Jamie Reuland
Assistant Professor of Music; Elias Boudinot Bicentennial Preceptor
What’s on a musicologist’s desk? Jamie Reuland, a scholar of music of the Middle Ages whose first book, Composing Empire: Music and the Making of Medieval Venice, is forthcoming in 2023, invited us in for a peek into the method behind the musicology. The following responses were provided in December 2022.
Not that kind of Audible. When I got the job at Princeton, my dad, who grew up in northern New Jersey, made this display case for me inside which he mounted a ticket from a Dartmouth-Princeton game that he attended at Palmer Stadium on November 20, 1965. I grew up in a really athletic family, and I think because of that I see a lot of continuity between music and sports – the way they both train habits of movement until they become skills, the way they both infuse time with a significance that borders on the magical. These days, I don’t get to practice either much, except as recreation, but I do spend a lot of my life talking about music. This summer I had this almost revelatory discovery, listening to baseball games on the radio with my son, that sports commentators actually do a very similar job to what I do – and they do it on the fly. The way they bring a time-bound event to life in the moment through telling details and through a deep knowledge of the game, the way they can conjure up a whole ambiance, it’s really so similar. My brother works for the NFL, training athletes, and he and I also have come to recognize this continuity in our respective work.
Rhymes and stress. Here I’ve got Petrarch’s Il Canzoniere, a collection of poems from the fourteenth century, and also Eugenio Montale’s Ossi di seppia, a twentieth-century volume of poetry. There’s this phenomenal thing that happened in the Middle Ages, which is the period my work focuses on, which is that there was a sudden and widespread recognition of the fact that accent, the stressed and unstressed patterns of language, was an available resource that people could use in creating verse, and alongside this, rhyme. So, all of a sudden in the twelfth century, there’s just this enormous revitalization of song that revels in these two really basic potentials in language. And I think that’s such an extraordinary thing; something about rhyme and accent seems so ancient that it’s hard to imagine that this is something that can be suddenly realized and then exploited so fully. The fact that this happened in song and not in (written) literature means that musicologists get to grapple with this historical recognition of something fresh in language, which I just love. On top of the Petrarch volume, I have Eugenio Montale’s Ossi di seppia (or Cuttlefish Bones). Most of my work on vernacular song is related to the Italian sphere, and I always think it’s important to stay connected to the contemporary language as well, and I love Montale’s verse, this volume of it published almost a century ago.

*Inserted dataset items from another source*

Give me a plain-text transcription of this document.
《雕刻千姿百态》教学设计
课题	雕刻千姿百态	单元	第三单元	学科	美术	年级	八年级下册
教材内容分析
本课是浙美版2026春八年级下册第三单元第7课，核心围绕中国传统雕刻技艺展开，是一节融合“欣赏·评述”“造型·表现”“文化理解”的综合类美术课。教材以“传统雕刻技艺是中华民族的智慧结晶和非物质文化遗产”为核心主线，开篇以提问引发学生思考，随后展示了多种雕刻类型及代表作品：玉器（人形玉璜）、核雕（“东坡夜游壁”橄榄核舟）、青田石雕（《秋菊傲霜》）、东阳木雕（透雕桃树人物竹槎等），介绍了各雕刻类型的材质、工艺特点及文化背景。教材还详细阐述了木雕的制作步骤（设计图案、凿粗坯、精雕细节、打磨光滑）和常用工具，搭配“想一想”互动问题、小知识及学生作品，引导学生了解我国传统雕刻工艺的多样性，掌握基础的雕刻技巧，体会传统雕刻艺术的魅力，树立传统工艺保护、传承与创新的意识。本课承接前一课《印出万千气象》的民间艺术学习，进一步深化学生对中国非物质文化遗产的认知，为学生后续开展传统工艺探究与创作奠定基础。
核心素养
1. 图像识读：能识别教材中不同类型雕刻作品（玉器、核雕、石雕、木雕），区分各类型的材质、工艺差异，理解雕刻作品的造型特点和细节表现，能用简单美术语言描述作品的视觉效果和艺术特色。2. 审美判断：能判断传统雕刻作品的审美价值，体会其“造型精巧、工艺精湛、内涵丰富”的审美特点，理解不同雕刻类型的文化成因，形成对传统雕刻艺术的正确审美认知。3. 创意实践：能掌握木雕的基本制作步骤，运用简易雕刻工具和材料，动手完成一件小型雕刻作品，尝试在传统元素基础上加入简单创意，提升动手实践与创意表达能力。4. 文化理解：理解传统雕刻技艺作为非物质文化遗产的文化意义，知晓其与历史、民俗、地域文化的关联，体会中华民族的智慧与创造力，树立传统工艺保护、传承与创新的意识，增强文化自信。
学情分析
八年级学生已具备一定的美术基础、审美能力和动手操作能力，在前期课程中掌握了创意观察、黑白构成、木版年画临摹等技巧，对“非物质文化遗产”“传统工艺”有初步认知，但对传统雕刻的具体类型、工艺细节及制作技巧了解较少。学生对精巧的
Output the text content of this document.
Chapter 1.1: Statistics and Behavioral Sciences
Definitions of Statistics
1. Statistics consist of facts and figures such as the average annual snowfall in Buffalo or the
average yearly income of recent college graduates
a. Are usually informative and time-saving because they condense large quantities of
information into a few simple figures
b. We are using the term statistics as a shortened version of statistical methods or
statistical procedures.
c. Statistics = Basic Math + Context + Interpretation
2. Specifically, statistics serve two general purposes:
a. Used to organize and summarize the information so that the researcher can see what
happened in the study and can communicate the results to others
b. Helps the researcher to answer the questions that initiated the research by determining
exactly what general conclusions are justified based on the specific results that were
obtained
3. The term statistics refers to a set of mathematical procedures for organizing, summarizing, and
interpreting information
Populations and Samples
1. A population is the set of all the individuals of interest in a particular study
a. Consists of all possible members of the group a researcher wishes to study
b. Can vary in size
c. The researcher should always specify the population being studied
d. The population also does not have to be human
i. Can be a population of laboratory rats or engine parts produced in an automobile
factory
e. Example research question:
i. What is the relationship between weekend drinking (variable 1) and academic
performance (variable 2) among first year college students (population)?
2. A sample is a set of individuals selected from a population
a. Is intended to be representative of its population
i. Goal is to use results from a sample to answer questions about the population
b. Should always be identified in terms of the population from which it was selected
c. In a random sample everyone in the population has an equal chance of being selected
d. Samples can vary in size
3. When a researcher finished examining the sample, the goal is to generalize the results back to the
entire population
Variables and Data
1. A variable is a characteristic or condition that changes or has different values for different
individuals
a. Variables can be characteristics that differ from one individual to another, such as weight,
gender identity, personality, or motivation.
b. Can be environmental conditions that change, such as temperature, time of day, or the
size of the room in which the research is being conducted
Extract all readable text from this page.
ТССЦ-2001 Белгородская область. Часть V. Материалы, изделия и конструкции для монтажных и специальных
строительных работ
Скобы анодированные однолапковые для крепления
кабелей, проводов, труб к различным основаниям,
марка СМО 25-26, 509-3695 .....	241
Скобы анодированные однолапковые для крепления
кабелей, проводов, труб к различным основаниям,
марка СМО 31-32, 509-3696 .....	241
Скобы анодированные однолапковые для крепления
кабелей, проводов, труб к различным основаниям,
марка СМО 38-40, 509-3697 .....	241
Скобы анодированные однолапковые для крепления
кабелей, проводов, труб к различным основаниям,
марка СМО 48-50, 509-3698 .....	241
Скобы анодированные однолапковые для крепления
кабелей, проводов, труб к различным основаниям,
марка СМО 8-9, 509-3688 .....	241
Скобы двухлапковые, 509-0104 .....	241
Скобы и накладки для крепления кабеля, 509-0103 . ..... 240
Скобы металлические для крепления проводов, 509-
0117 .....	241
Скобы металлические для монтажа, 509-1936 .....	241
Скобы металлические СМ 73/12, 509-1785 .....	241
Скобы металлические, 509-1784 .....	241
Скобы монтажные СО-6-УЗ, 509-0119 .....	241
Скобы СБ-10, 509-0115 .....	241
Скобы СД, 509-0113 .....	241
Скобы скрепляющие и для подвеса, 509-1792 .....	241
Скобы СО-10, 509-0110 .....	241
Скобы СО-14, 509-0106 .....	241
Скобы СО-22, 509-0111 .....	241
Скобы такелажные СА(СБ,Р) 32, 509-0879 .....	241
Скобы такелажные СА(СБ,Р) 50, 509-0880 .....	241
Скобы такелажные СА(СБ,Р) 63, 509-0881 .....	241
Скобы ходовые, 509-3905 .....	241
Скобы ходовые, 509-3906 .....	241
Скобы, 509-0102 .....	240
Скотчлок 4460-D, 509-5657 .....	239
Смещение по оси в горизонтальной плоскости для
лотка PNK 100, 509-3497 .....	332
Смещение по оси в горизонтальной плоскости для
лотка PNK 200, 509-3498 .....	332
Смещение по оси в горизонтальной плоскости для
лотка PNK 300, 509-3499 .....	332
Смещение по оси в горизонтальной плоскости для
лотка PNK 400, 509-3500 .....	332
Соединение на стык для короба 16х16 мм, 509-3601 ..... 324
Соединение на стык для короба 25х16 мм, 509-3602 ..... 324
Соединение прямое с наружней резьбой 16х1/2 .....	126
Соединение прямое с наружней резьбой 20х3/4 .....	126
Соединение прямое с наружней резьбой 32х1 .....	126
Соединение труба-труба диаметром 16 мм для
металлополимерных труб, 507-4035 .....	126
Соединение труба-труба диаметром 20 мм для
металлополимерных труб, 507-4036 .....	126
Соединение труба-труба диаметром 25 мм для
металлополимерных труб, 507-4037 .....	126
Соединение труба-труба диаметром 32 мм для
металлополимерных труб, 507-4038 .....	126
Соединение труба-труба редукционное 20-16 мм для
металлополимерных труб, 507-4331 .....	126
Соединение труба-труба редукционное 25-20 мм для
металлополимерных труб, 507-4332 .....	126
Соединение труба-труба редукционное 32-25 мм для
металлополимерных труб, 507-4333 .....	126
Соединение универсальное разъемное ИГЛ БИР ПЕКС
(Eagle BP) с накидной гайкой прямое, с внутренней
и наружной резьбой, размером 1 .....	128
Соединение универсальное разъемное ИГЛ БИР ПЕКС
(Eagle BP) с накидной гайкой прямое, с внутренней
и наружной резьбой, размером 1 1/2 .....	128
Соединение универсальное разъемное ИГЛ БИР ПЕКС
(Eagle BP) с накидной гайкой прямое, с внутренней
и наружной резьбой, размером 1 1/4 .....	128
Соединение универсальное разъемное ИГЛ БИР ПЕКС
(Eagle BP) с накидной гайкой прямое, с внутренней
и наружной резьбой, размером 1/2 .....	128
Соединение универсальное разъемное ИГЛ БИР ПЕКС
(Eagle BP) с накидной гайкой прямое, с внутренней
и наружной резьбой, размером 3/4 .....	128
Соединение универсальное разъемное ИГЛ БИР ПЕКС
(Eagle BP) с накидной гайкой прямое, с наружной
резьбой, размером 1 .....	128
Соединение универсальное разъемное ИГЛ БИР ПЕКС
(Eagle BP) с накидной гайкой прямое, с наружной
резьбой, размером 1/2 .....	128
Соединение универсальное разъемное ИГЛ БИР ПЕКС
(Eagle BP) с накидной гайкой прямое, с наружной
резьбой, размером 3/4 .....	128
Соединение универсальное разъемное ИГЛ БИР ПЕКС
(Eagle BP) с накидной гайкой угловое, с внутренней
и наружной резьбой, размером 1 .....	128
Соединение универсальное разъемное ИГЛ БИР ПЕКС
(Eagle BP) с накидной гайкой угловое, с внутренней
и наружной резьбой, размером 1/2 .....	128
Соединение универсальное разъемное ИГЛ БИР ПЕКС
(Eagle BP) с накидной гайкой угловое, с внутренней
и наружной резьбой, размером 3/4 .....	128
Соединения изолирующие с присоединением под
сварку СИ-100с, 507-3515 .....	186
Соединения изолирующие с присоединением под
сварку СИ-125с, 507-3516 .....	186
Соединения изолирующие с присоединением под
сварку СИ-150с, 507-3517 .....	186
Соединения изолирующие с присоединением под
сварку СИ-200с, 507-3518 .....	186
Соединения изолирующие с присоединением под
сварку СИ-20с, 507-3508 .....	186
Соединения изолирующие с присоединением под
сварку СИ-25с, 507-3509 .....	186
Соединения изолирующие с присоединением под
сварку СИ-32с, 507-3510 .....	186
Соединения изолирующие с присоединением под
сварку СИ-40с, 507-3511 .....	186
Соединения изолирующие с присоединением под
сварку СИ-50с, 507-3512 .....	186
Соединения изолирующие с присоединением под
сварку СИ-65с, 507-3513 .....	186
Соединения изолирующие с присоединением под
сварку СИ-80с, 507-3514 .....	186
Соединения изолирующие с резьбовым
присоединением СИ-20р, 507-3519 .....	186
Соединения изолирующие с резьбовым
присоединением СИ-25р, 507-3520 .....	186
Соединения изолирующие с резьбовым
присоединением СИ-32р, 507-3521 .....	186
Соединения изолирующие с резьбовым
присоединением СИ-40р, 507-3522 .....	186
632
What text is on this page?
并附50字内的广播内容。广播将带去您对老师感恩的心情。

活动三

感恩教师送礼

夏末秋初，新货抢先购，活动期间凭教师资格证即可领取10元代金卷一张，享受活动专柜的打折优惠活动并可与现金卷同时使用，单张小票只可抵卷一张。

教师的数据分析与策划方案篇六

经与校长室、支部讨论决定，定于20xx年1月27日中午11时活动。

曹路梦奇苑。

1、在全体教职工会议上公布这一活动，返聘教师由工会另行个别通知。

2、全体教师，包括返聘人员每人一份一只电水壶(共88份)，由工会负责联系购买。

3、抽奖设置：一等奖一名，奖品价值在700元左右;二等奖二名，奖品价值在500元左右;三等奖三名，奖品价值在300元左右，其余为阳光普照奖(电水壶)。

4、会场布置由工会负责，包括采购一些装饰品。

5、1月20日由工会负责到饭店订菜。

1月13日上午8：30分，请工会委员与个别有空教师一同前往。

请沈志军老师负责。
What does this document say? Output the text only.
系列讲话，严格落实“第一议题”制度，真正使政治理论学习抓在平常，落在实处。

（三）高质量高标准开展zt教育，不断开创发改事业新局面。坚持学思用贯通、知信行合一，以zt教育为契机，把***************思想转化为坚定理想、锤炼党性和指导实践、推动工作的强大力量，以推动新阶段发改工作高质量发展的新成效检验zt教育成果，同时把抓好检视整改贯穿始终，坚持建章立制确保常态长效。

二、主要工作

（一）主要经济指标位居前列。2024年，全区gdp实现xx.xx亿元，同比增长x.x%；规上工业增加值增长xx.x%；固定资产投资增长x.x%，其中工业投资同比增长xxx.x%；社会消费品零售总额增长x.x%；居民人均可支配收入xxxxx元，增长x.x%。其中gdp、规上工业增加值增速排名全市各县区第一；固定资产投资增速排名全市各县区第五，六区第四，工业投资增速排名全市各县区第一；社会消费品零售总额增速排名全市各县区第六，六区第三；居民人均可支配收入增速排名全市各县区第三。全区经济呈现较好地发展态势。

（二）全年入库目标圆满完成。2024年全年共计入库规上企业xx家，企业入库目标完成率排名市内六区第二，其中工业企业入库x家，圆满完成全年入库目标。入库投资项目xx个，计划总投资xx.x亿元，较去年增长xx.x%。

A chantar m’er (Comtessa de Dia)
Heavy lifting. I’ve also got on my desk one volume from a very heavy four-volume set of scholarship by a musicologist named Giulio Cattin that I got in 2016 when I was doing research in Venice. I was on a walk with my husband and then-eight-month-old son when we ended up at the place where Cattin’s set of volumes had been published. I had the gumption to ask if they would sell me the set at a discounted price, and, somehow, they said yes. But that meant we had to carry them back from one side of the city to where we were staying. I remember getting into a row on the Accademia Bridge thinking there’s no way we’re gonna be able to get this back to our hotel. Cattin’s work, called Musica e liturgia a San Marco, brings together all known sources related to the music and liturgy at the Basilica San Marco in Venice. It’s an enormous scholarly enterprise, and indispensable to my research. It actually occasioned a real discovery here in Princeton a couple years ago: I was looking at some new acquisitions – fragments of music from the fourteenth century that had once belonged to a whole manuscript – and because of Cattin’s really robust descriptions of the source I was able to identify sixty pages that had been cut out of stolen antiphoner that had belonged to the Basilica San Marco. I had no idea coming into Rare Books and Special Collections that day that I would be able to identify stolen goods, but with good scholarship like this, you can do these things. I like thinking back to that moment on the bridge in Venice because it makes me reflect on how there’s some scholarship that ends up in smart little paperback volumes that you can throw into your purse and read in a waiting room, and then there’s some scholarship like this that is so complex and cumbersome in what it’s trying to convey that it sends scholars to the chiropractor.
Take a seat. Which brings me to the set of chairs that I have in my office. Because I deal with such large-form scholarship and sources, there’s a lot of heavy lifting involved. I’ve got three different chairs in my office, all which support my back in various ways, because I’m constantly suffering from back pain. I like all three of my chairs, and I think rotating them is therapeutic.
Old-fashioned delights. And this may be a goofy thing, but I love my standard issue landline phone here. I derive so much pleasure from this thing. I love the heft of the receiver. I love the way it feels to push real buttons. I love the whole ritual you have to go through to enter in a code if you want to make an external call. My friend and office neighbor Juri Seo makes fun of all the outdated machinery I’m in the habit of using. But I hope they never take this away from me because it’s something that brings me small doses of daily joy.